Convertible Term Assurance Plan
In this type of insurance plan, a term assurance plan can be converted into an endowment or whole life plan at the end of selected term of 5, 6, 7 or 10 years. The insured has to exercise the choice of conversion before at least two years of the expiry of the term. In case the option is not exercised till the end of the plan then the plan ends as a pure term assurance plan.

Pure Endowment Plan
In a pure endowment plan, the premium is to be paid till death of the insured and the sum assured becomes payable at the death of the insured.

Whole Life Plan
In this type of plan, the premiums are to be paid during the whole life of the assured or till the age of 85 which ever is earlier.
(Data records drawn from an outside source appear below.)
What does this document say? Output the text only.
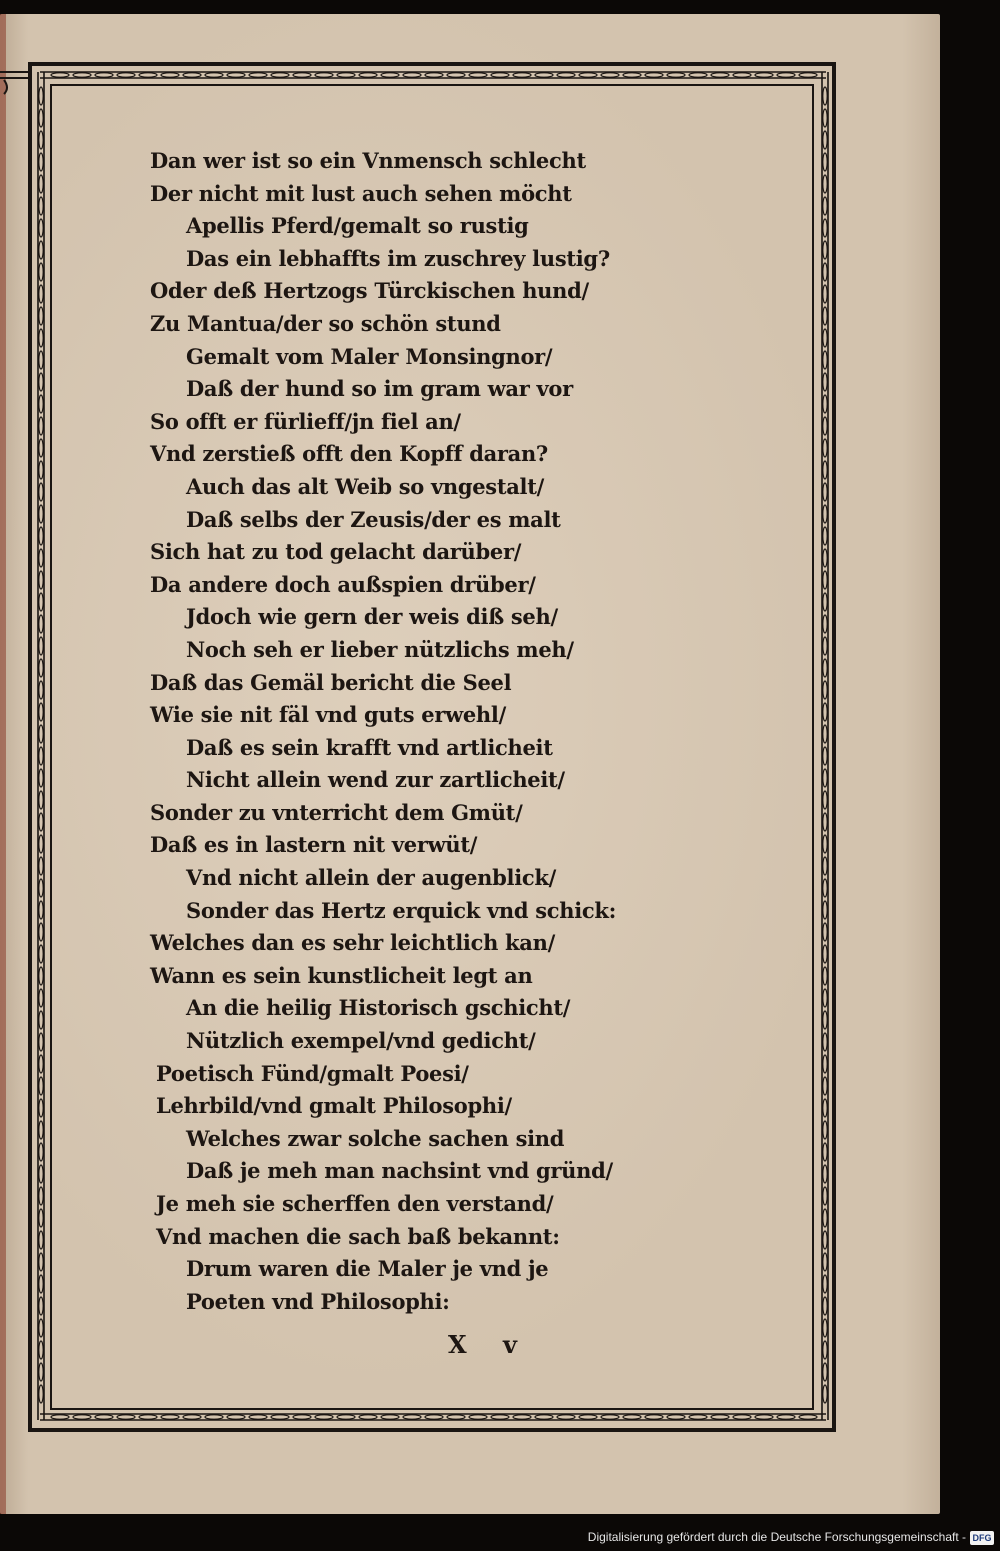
Dan wer ist so ein Vnmensch schlecht
Der nicht mit lust auch sehen möcht
Apellis Pferd/gemalt so rustig
Das ein lebhaffts im zuschrey lustig?
Oder deß Hertzogs Türckischen hund/
Zu Mantua/der so schön stund
Gemalt vom Maler Monsingnor/
Daß der hund so im gram war vor
So offt er fürlieff/jn fiel an/
Vnd zerstieß offt den Kopff daran?
Auch das alt Weib so vngestalt/
Daß selbs der Zeusis/der es malt
Sich hat zu tod gelacht darüber/
Da andere doch außspien drüber/
Jdoch wie gern der weis diß seh/
Noch seh er lieber nützlichs meh/
Daß das Gemäl bericht die Seel
Wie sie nit fäl vnd guts erwehl/
Daß es sein krafft vnd artlicheit
Nicht allein wend zur zartlicheit/
Sonder zu vnterricht dem Gmüt/
Daß es in lastern nit verwüt/
Vnd nicht allein der augenblick/
Sonder das Hertz erquick vnd schick:
Welches dan es sehr leichtlich kan/
Wann es sein kunstlicheit legt an
An die heilig Historisch gschicht/
Nützlich exempel/vnd gedicht/
Poetisch Fünd/gmalt Poesi/
Lehrbild/vnd gmalt Philosophi/
Welches zwar solche sachen sind
Daß je meh man nachsint vnd gründ/
Je meh sie scherffen den verstand/
Vnd machen die sach baß bekannt:
Drum waren die Maler je vnd je
Poeten vnd Philosophi:
X v
Digitalisierung gefördert durch die Deutsche Forschungsgemeinschaft - DFG
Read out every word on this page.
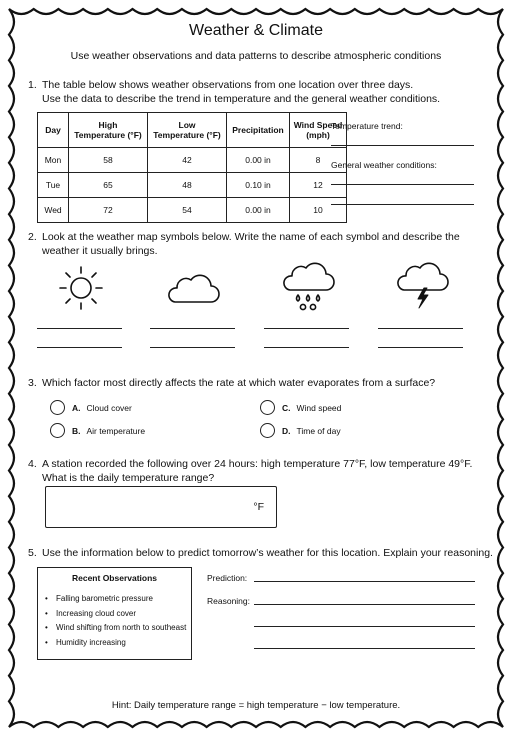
Weather & Climate
Use weather observations and data patterns to describe atmospheric conditions
1. The table below shows weather observations from one location over three days.
Use the data to describe the trend in temperature and the general weather conditions.
Day	High Temperature (°F)	Low Temperature (°F)	Precipitation	Wind Speed (mph)
Mon	58	42	0.00 in	8
Tue	65	48	0.10 in	12
Wed	72	54	0.00 in	10
Temperature trend:
General weather conditions:
2. Look at the weather map symbols below. Write the name of each symbol and describe the
weather it usually brings.
3. Which factor most directly affects the rate at which water evaporates from a surface?
A. Cloud cover
B. Air temperature
C. Wind speed
D. Time of day
4. A station recorded the following over 24 hours: high temperature 77°F, low temperature 49°F.
What is the daily temperature range?
°F
5. Use the information below to predict tomorrow’s weather for this location. Explain your reasoning.
Recent Observations
• Falling barometric pressure
• Increasing cloud cover
• Wind shifting from north to southeast
• Humidity increasing
Prediction:
Reasoning:
Hint: Daily temperature range = high temperature − low temperature.
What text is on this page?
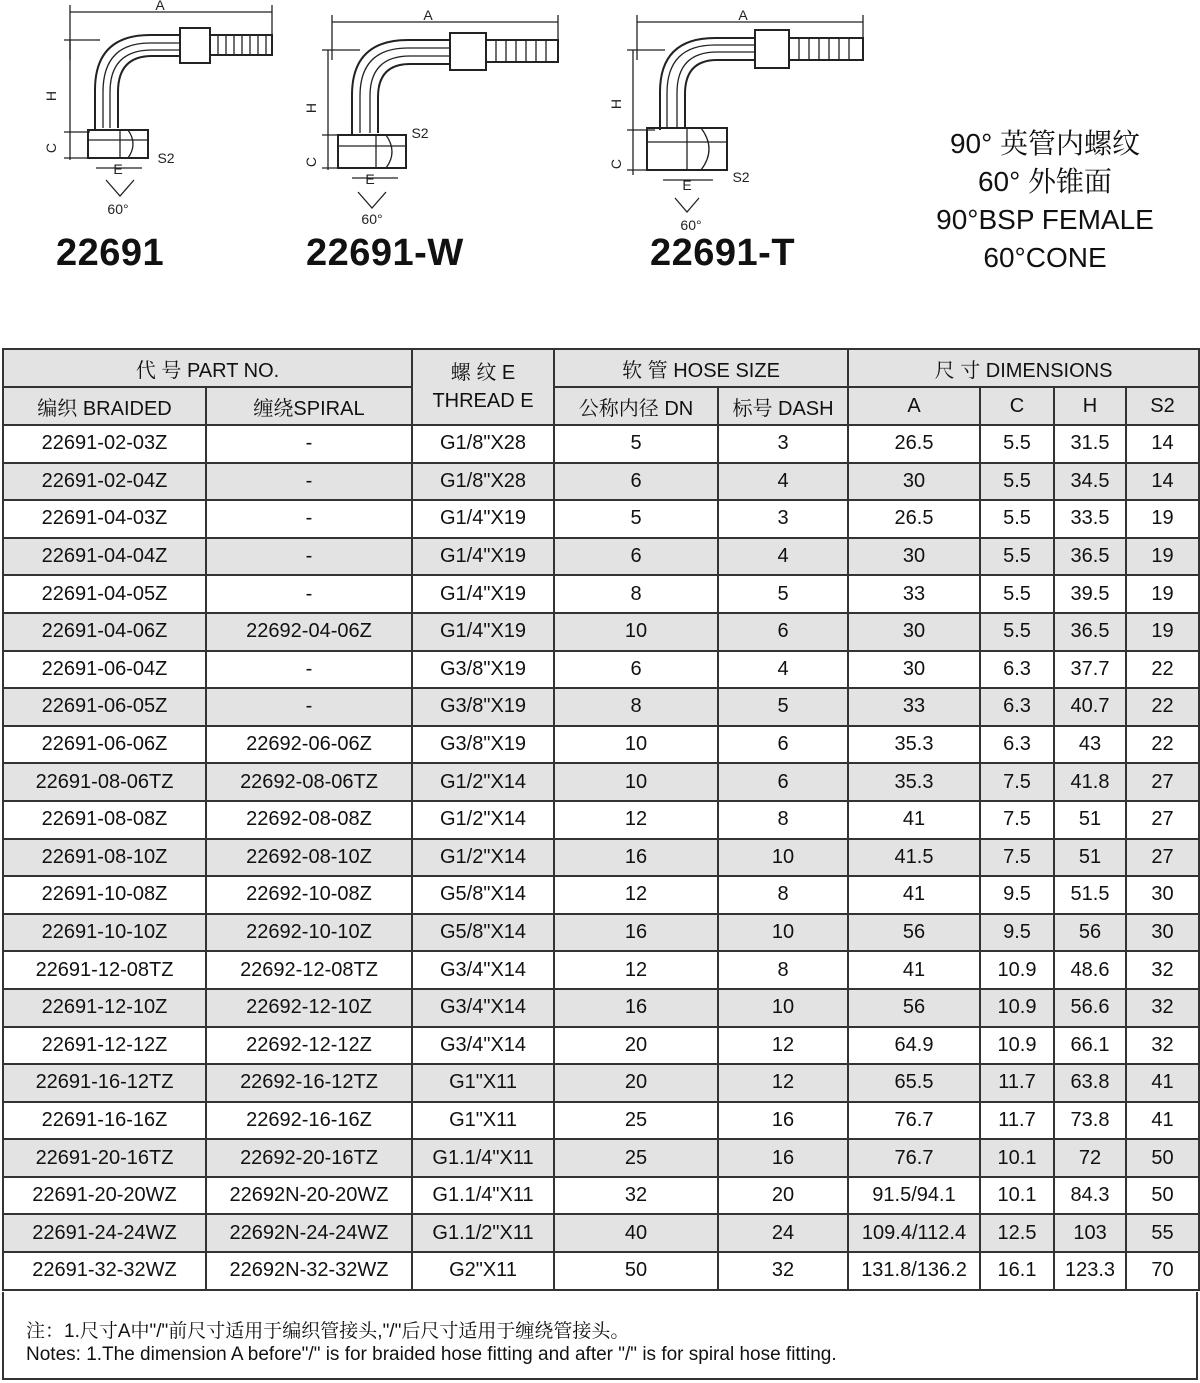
A
H
C
E
S2
60°
A
H
C
E
S2
60°
A
H
C
E	S2
60°
22691	22691-W	22691-T
90° 英管内螺纹
60° 外锥面
90°BSP FEMALE
60°CONE
代 号 PART NO.		螺 纹 E
THREAD E	软 管 HOSE SIZE		尺 寸 DIMENSIONS			
编织 BRAIDED	缠绕SPIRAL		公称内径 DN	标号 DASH	A	C	H	S2
22691-02-03Z	-	G1/8"X28	5	3	26.5	5.5	31.5	14
22691-02-04Z	-	G1/8"X28	6	4	30	5.5	34.5	14
22691-04-03Z	-	G1/4"X19	5	3	26.5	5.5	33.5	19
22691-04-04Z	-	G1/4"X19	6	4	30	5.5	36.5	19
22691-04-05Z	-	G1/4"X19	8	5	33	5.5	39.5	19
22691-04-06Z	22692-04-06Z	G1/4"X19	10	6	30	5.5	36.5	19
22691-06-04Z	-	G3/8"X19	6	4	30	6.3	37.7	22
22691-06-05Z	-	G3/8"X19	8	5	33	6.3	40.7	22
22691-06-06Z	22692-06-06Z	G3/8"X19	10	6	35.3	6.3	43	22
22691-08-06TZ	22692-08-06TZ	G1/2"X14	10	6	35.3	7.5	41.8	27
22691-08-08Z	22692-08-08Z	G1/2"X14	12	8	41	7.5	51	27
22691-08-10Z	22692-08-10Z	G1/2"X14	16	10	41.5	7.5	51	27
22691-10-08Z	22692-10-08Z	G5/8"X14	12	8	41	9.5	51.5	30
22691-10-10Z	22692-10-10Z	G5/8"X14	16	10	56	9.5	56	30
22691-12-08TZ	22692-12-08TZ	G3/4"X14	12	8	41	10.9	48.6	32
22691-12-10Z	22692-12-10Z	G3/4"X14	16	10	56	10.9	56.6	32
22691-12-12Z	22692-12-12Z	G3/4"X14	20	12	64.9	10.9	66.1	32
22691-16-12TZ	22692-16-12TZ	G1"X11	20	12	65.5	11.7	63.8	41
22691-16-16Z	22692-16-16Z	G1"X11	25	16	76.7	11.7	73.8	41
22691-20-16TZ	22692-20-16TZ	G1.1/4"X11	25	16	76.7	10.1	72	50
22691-20-20WZ	22692N-20-20WZ	G1.1/4"X11	32	20	91.5/94.1	10.1	84.3	50
22691-24-24WZ	22692N-24-24WZ	G1.1/2"X11	40	24	109.4/112.4	12.5	103	55
22691-32-32WZ	22692N-32-32WZ	G2"X11	50	32	131.8/136.2	16.1	123.3	70
注：1.尺寸A中"/"前尺寸适用于编织管接头,"/"后尺寸适用于缠绕管接头。
Notes: 1.The dimension A before"/" is for braided hose fitting and after "/" is for spiral hose fitting.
The sum assured is paid on death or on attaining the age of 85 whichever is earlier.

Limited Period Whole Life
Limited period whole life plans are devised in such a way that the premium is paid up to a selected term only and thereafter the cover remains alive till rest of the life. For example Mr. Y takes a limited period whole life plan, where he selects the premium payment term to be 15 years and he starts his policy at the age of 30. He pays premium till the age of 45 and the sum assured becomes payable together with the profits to his nominee at the end of his life or on attaining the age of 85.

ULIP
This is a combination of life insurance with mutual fund. In the traditional plans the returns are very less. Generally the returns are in the range of 4 to 8 percent. The insurers devised these kinds of plans for high-risk high return seeking individuals. Here a portion is invested towards insurance of life and rest of the money is invested in shares and securities as per the choice of portfolio indicated at the time of purchase of plan. The portfolio mix could be a combination of 20% equity and 80% debt, or 60% equity and 40% debt, or some other combination as may be devised by the fund manager. There is also an option of switching between two different portfolios, which may be exercised during the continuation of the policy and as per the terms stipulated in the plan.

Annuities
Annuities are reverse of life insurance as the payment in a life insurance policy starts at the time of death and in case of an annuity it ends at the time of death. Under this scheme a capital sum is paid either in one go or in installments to the insurance company and the insurance company in return promises to make a series of payments to the insured till the end of his life.

Retirement Plans
Under retirement plans the insured keeps on paying the premium till the pre specified age of retirement and on attaining the age of retirement the insurer starts paying him a fixed amount every month or every quarter till the death of the insured.

Critical Illness Plan
There are certain critical diseases, which reduce the earning potential of an individual to a major extent, and the expenses of recovering from such diseases are very high. Such critical diseases put the family in financial crises, which is not much less than the loss of an earning member, therefore critical illness insurance plans are covered under life insurance. Under this plan a fixed premium is paid for a fixed term and the insurance company gives a cover under pre defined critical diseases like cancer, heart diseases, etc. and upon confirmation of any of the pre defined diseases a lump sum payment is made to the insured. And if during the term the insured does not suffer from any such disease he does not get anything. This is a type of pure term insurance, the only difference being the event of payment of sum assured.